Showing my age, I’m just a wee bit older than Sesame Street. I grew up watching it. My mom felt that this show taught me much more than the preschool I went to, so I only went to preschool for one day (well, the preschool I did go to taught me that cliques are cruel, adults can be selfish tools, and nothing can be more awesome then seeing Mom’s station wagon pulling up to the curb. But I’d like to think that wasn’t quite the prime education they were trying for). I learned silly songs. I learned the alphabet and counting. I learned how wonderful having an imaginary friend can be. I learned that there can be caring adults, like Bob, and Maria and Gordon, and Mr. Hooper. It didn’t matter what color, or species people were, they can be friends. I saw the urban and the rural kids segments, two worlds far and away from the suburb that I was living in. I sobbed my fool eyes out when, much later, I found out the actor Will Lee (Mr. Hooper) passed away– it honestly felt like a dear friend had died, as well as a part of my childhood.

My two older children came along, and they watched a bit of Sesame Street. Then the Red Menace started showing up.

No, not communism. Elmo.

One of the things that harshes my calm is when I hear baby talk. All the other Muppets who spoke, with the possible exception of Cookie Monster, used regular English. They talked… like adults without talking down to the kids. Elmo? Used baby talk. I watched Eldest Daughter (who was wee at the time) start regressing and that’s when I decided these stomping grounds, my childhood playground and learning arena, had ben spoiled.

Today, I turned on Sesame Street to see how well it fared. It caused Preschool Rockstar to get hyper with the frantic pace. Toddler Terrorist really couldn’t have cared less (thank heavens). And The Red Menace was as horrid as ever. Urban decay has overrun Sesame Street, sad to say.

This isn’t a pile-on one show. My ire is for a good portion of the genre. See, I grew up watching shows that weren’t talking down to me. I grew up with shows like Rocky and Bullwinkle where the sly humor was something the grownups could enjoy while the kids watched Boris and Natasha try to catch Moose and Squirrel, or Mr. Peabody and his boy Sherman as they traveled through time. Captain Kangaroo with his friends Mr. Greenjeans and Mr. Bunny Rabbit (and Bill Cosby!). Was there crap? Oh, you betcha, but I never really watched them (ok, maybe the Saturday morning cartoons– Superfriends, anyone? But then again, we also had Schoolhouse Rock which was sandwiched between the shows and what I ran to the TV to watch).

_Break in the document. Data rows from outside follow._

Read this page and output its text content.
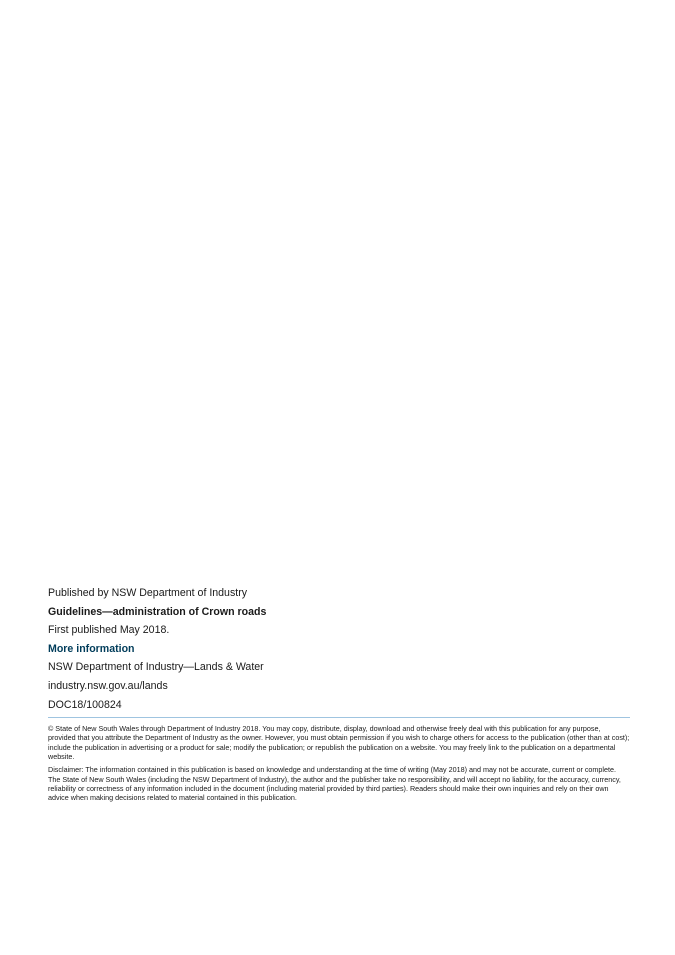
Published by NSW Department of Industry

Guidelines—administration of Crown roads

First published May 2018.

More information

NSW Department of Industry—Lands & Water

industry.nsw.gov.au/lands

DOC18/100824

© State of New South Wales through Department of Industry 2018. You may copy, distribute, display, download and otherwise freely deal with this publication for any purpose, provided that you attribute the Department of Industry as the owner. However, you must obtain permission if you wish to charge others for access to the publication (other than at cost); include the publication in advertising or a product for sale; modify the publication; or republish the publication on a website. You may freely link to the publication on a departmental website.

Disclaimer: The information contained in this publication is based on knowledge and understanding at the time of writing (May 2018) and may not be accurate, current or complete. The State of New South Wales (including the NSW Department of Industry), the author and the publisher take no responsibility, and will accept no liability, for the accuracy, currency, reliability or correctness of any information included in the document (including material provided by third parties). Readers should make their own inquiries and rely on their own advice when making decisions related to material contained in this publication.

Nowadays… it seems like a lot of the shows are an endurance test.  They seem so dratted EARNEST AND MUST TEACH YOU SOMETHING or stupidly dumb where you feel the brain cells actively dying as you watch. Or the shows that revolve around toys and are basically half-hour advertisements for crap. You have to slog through them with your kids; and if you aren’t enjoying yourself, you aren’t enjoying the time with the kids,which is what they’ll take away from it.

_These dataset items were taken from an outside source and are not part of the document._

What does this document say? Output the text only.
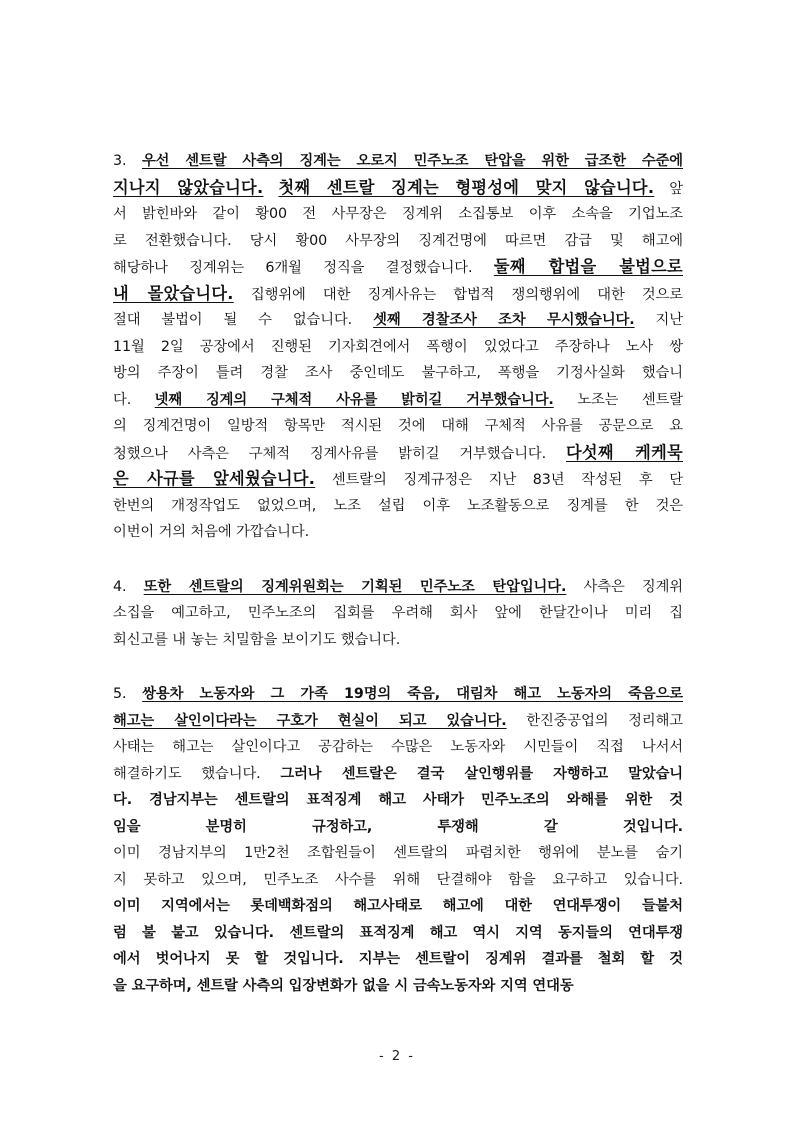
3. 우선 센트랄 사측의 징계는 오로지 민주노조 탄압을 위한 급조한 수준에
지나지 않았습니다. 첫째 센트랄 징계는 형평성에 맞지 않습니다. 앞
서 밝힌바와 같이 황00 전 사무장은 징계위 소집통보 이후 소속을 기업노조
로 전환했습니다. 당시 황00 사무장의 징계건명에 따르면 감급 및 해고에
해당하나 징계위는 6개월 정직을 결정했습니다. 둘째 합법을 불법으로
내 몰았습니다. 집행위에 대한 징계사유는 합법적 쟁의행위에 대한 것으로
절대 불법이 될 수 없습니다. 셋째 경찰조사 조차 무시했습니다. 지난
11월 2일 공장에서 진행된 기자회견에서 폭행이 있었다고 주장하나 노사 쌍
방의 주장이 틀려 경찰 조사 중인데도 불구하고, 폭행을 기정사실화 했습니
다. 넷째 징계의 구체적 사유를 밝히길 거부했습니다. 노조는 센트랄
의 징계건명이 일방적 항목만 적시된 것에 대해 구체적 사유를 공문으로 요
청했으나 사측은 구체적 징계사유를 밝히길 거부했습니다. 다섯째 케케묵
은 사규를 앞세웠습니다. 센트랄의 징계규정은 지난 83년 작성된 후 단
한번의 개정작업도 없었으며, 노조 설립 이후 노조활동으로 징계를 한 것은
이번이 거의 처음에 가깝습니다.
4. 또한 센트랄의 징계위원회는 기획된 민주노조 탄압입니다. 사측은 징계위
소집을 예고하고, 민주노조의 집회를 우려해 회사 앞에 한달간이나 미리 집
회신고를 내 놓는 치밀함을 보이기도 했습니다.
5. 쌍용차 노동자와 그 가족 19명의 죽음, 대림차 해고 노동자의 죽음으로
해고는 살인이다라는 구호가 현실이 되고 있습니다. 한진중공업의 정리해고
사태는 해고는 살인이다고 공감하는 수많은 노동자와 시민들이 직접 나서서
해결하기도 했습니다. 그러나 센트랄은 결국 살인행위를 자행하고 말았습니
다. 경남지부는 센트랄의 표적징계 해고 사태가 민주노조의 와해를 위한 것
임을 분명히 규정하고, 투쟁해 갈 것입니다.
이미 경남지부의 1만2천 조합원들이 센트랄의 파렴치한 행위에 분노를 숨기
지 못하고 있으며, 민주노조 사수를 위해 단결해야 함을 요구하고 있습니다.
이미 지역에서는 롯데백화점의 해고사태로 해고에 대한 연대투쟁이 들불처
럼 불 붙고 있습니다. 센트랄의 표적징계 해고 역시 지역 동지들의 연대투쟁
에서 벗어나지 못 할 것입니다. 지부는 센트랄이 징계위 결과를 철회 할 것
을 요구하며, 센트랄 사측의 입장변화가 없을 시 금속노동자와 지역 연대동
- 2 -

Give me shows that engage the brain, but help the kids learn things like concentration, patience, and follow-through. Give me shows that can help define their sense of humor beyond fart jokes. There are ways to teach to without talking down. oh, and while I understand that new concepts are hard to sell and harder to get off the ground with the studios being twits, re-imaginging such shows like Mr. Roger’s Neighborhood (http://blogs.villagevoice.com/runninscared/2011/08/mister_rogers_n.php) does not turn me on. Unless they bring Fred Rogers back as a zombie, but I can’t really imagine that working past one or two episodes.

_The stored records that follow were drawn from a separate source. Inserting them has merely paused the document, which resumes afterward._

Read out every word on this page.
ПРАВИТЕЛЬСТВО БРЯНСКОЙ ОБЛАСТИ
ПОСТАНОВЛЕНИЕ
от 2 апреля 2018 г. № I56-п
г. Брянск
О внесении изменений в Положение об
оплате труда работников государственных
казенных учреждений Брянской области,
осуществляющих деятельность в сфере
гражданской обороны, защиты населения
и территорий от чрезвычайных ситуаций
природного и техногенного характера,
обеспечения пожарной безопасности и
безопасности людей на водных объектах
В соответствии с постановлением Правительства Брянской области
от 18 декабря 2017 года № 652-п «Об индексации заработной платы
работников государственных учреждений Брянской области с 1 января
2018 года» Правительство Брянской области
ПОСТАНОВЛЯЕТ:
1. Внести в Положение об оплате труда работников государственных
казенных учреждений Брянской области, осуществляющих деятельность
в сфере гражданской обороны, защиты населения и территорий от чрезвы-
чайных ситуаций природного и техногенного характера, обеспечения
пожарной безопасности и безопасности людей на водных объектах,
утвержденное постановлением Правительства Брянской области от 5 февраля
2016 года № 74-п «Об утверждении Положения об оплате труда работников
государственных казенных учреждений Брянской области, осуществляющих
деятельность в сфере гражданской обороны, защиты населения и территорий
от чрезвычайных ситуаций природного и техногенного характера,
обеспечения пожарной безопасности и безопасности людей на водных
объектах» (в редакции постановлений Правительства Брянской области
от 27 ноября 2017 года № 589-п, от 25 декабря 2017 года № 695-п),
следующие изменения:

(disclaimer: Yes, my kids do see sunlight. We have a backyard that they play in, a park we go to, and a whole slew of books that I can probably recite to you right now since we’ve read them over and over and over and over and over and… so in case you want to write to me warning me of all the dangers of plopping the kids down in front of the TV all day long, don’t worry. I read the studies, the kids get at most a couple of hours.